Virtual Banks in Hong Kong Pursue Web3 Growth Amid Regulatory Challenges
Hong Kong’s virtual banks are reportedly at a pivotal point, as they currently capture only a small slice of the financial market, holding just 0.3% of the total assets of all retail banks in the region.
According to a report by the South China Morning Post (SCMP), Hong Kong legislator Johnny Ng Kit-chong, a strong advocate for cryptocurrencies, believes that virtual banks have a significant opportunity to better serve Web3 companies:
"Over the past few years, the government has put in significant effort to develop virtual banks and improve their services. Now is a crucial time for the city to play a larger role in the Web 3.0 sector over the next two years."

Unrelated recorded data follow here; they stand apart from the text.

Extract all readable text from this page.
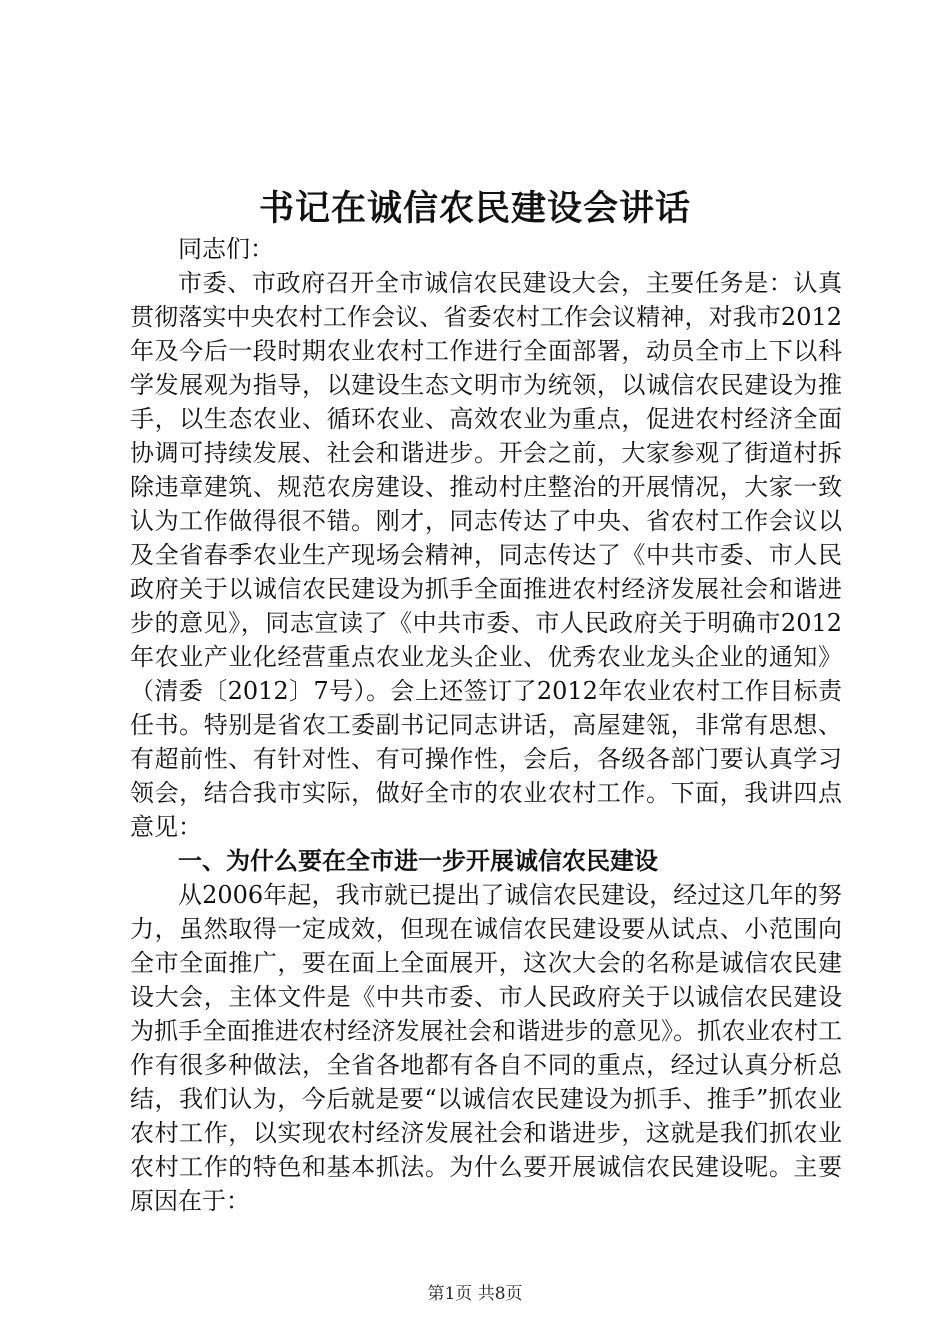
书记在诚信农民建设会讲话

同志们：

市委、市政府召开全市诚信农民建设大会，主要任务是：认真贯彻落实中央农村工作会议、省委农村工作会议精神，对我市2012年及今后一段时期农业农村工作进行全面部署，动员全市上下以科学发展观为指导，以建设生态文明市为统领，以诚信农民建设为推手，以生态农业、循环农业、高效农业为重点，促进农村经济全面协调可持续发展、社会和谐进步。开会之前，大家参观了街道村拆除违章建筑、规范农房建设、推动村庄整治的开展情况，大家一致认为工作做得很不错。刚才，同志传达了中央、省农村工作会议以及全省春季农业生产现场会精神，同志传达了《中共市委、市人民政府关于以诚信农民建设为抓手全面推进农村经济发展社会和谐进步的意见》，同志宣读了《中共市委、市人民政府关于明确市2012年农业产业化经营重点农业龙头企业、优秀农业龙头企业的通知》（清委〔2012〕7号）。会上还签订了2012年农业农村工作目标责任书。特别是省农工委副书记同志讲话，高屋建瓴，非常有思想、有超前性、有针对性、有可操作性，会后，各级各部门要认真学习领会，结合我市实际，做好全市的农业农村工作。下面，我讲四点意见：

一、为什么要在全市进一步开展诚信农民建设

从2006年起，我市就已提出了诚信农民建设，经过这几年的努力，虽然取得一定成效，但现在诚信农民建设要从试点、小范围向全市全面推广，要在面上全面展开，这次大会的名称是诚信农民建设大会，主体文件是《中共市委、市人民政府关于以诚信农民建设为抓手全面推进农村经济发展社会和谐进步的意见》。抓农业农村工作有很多种做法，全省各地都有各自不同的重点，经过认真分析总结，我们认为，今后就是要“以诚信农民建设为抓手、推手”抓农业农村工作，以实现农村经济发展社会和谐进步，这就是我们抓农业农村工作的特色和基本抓法。为什么要开展诚信农民建设呢。主要原因在于：

第1页 共8页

However, one of the main challenges confronting Hong Kong’s virtual banks is the difficulty they face in opening accounts for companies involved in cryptocurrencies, non-fungible tokens (NFTs), and blockchain technology.
SCMP's report highlighted that a recent survey found that 40% of these companies describe the process of opening accounts as “extremely difficult,” with challenges stemming from stringent regulatory standards and the geographical location of the banks.
These obstacles have reportedly led some businesses to relocate to regions with more favorable conditions for digital innovation—a trend that could potentially hinder Hong Kong's progress in the digital finance sector.
Despite these challenges, Ng remains optimistic. He reportedly emphasized the “tremendous” potential for virtual banks if the government provides a clear and supportive blueprint for Web3 development.
In a notable move, Mox Bank, owned by Standard Chartered, became the first virtual bank in Hong Kong to launch a crypto exchange-traded fund (ETF), enabling transactions in spot Bitcoin (BTC) and Ether (ETH) ETFs.
Barbaros Uygun, the CEO of Mox Bank, has indicated that the bank plans to expand further into emerging sectors and introduce new digital investment opportunities for its customers.
On July 28, Ng announced plans to collaborate with stakeholders to evaluate the potential benefits of incorporating Bitcoin (BTC) into Hong Kong’s financial reserves.
In a post on X (formerly Twitter), Ng underscored the importance of considering Bitcoin integration into the region's strategic reserves, suggesting that this move could strengthen Hong Kong's economic framework under appropriate regulatory conditions.
Often referred to as “digital gold,” Bitcoin’s potential as a hedge against inflation is becoming increasingly recognized globally, and Ng emphasized the growing importance of this asset as its value continues to be acknowledged.